The Scottish Government is making available a smartphone app which demonstrates the deleterious effect too much alcohol can have on the coupon.
This latest weapon in the war on bevvy is a variation on the picture of Dorian Gray in the attic. Fresh-faced boozers take a photo of themselves and the app alters the image to show how excess imbibing will speed up the ageing process.
Expect broken veins on the cheeks, a purple nose like WC Fields, bloodshot eyes, a bloated face and deep wrinkles. Just be thankful the app does not take a snap of the liver.
Many people probably already have on their phone or iPad an app which achieves much the same effect as this new drinking time machine. It will be called something like Fat Face, Zombify, or Age-Me.
But we don't need smartphone apps to chart alcohol-inflicted damage.
Just use some old technology. Such as a mirror.
The mirror is a reflective device which has been around in its beta-testing mode since Neanderthal man first looked in a puddle of water. Mirror 2.0 was in use in Turkey around 6000BC. The iMirror hand-held glass-coated version was developed in Lebanon in the first century AD.

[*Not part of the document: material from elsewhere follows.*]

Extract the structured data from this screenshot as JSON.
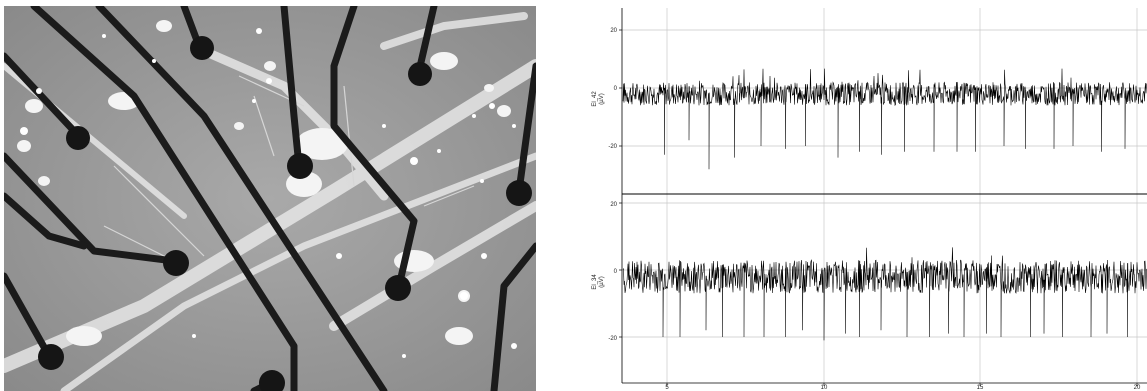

A quick look in the mirror the morning after a heavy drinking session may reveal an unhealthy pallor, eyes which resemble animal markings in snow, and a mysterious facial cut you don't remember getting. If you are brave enough, examine the tongue. It may look exactly as it tastes – like the bottom of the budgie's cage.
Other day-to-day items can be more useful than a smartphone app in tracking inappropriate use of alcohol. Like shoes. Waking up on the bed with your shoes still on is a classic symptom. Remember, the headache, nausea, and lethargy are not allergic reactions to leather.
The duvet can be a useful diagnostic tool. If you're still under the duvet at 2pm when you should have been at your work at 9am, you probably have drink-related issues.
Check your pockets. Worry if you find £15 in small change but no sign of the £100 you got out of the cash machine. If the small change is neatly stacked in rows on your bedside table you are a drunk with an obsessive neatness complex.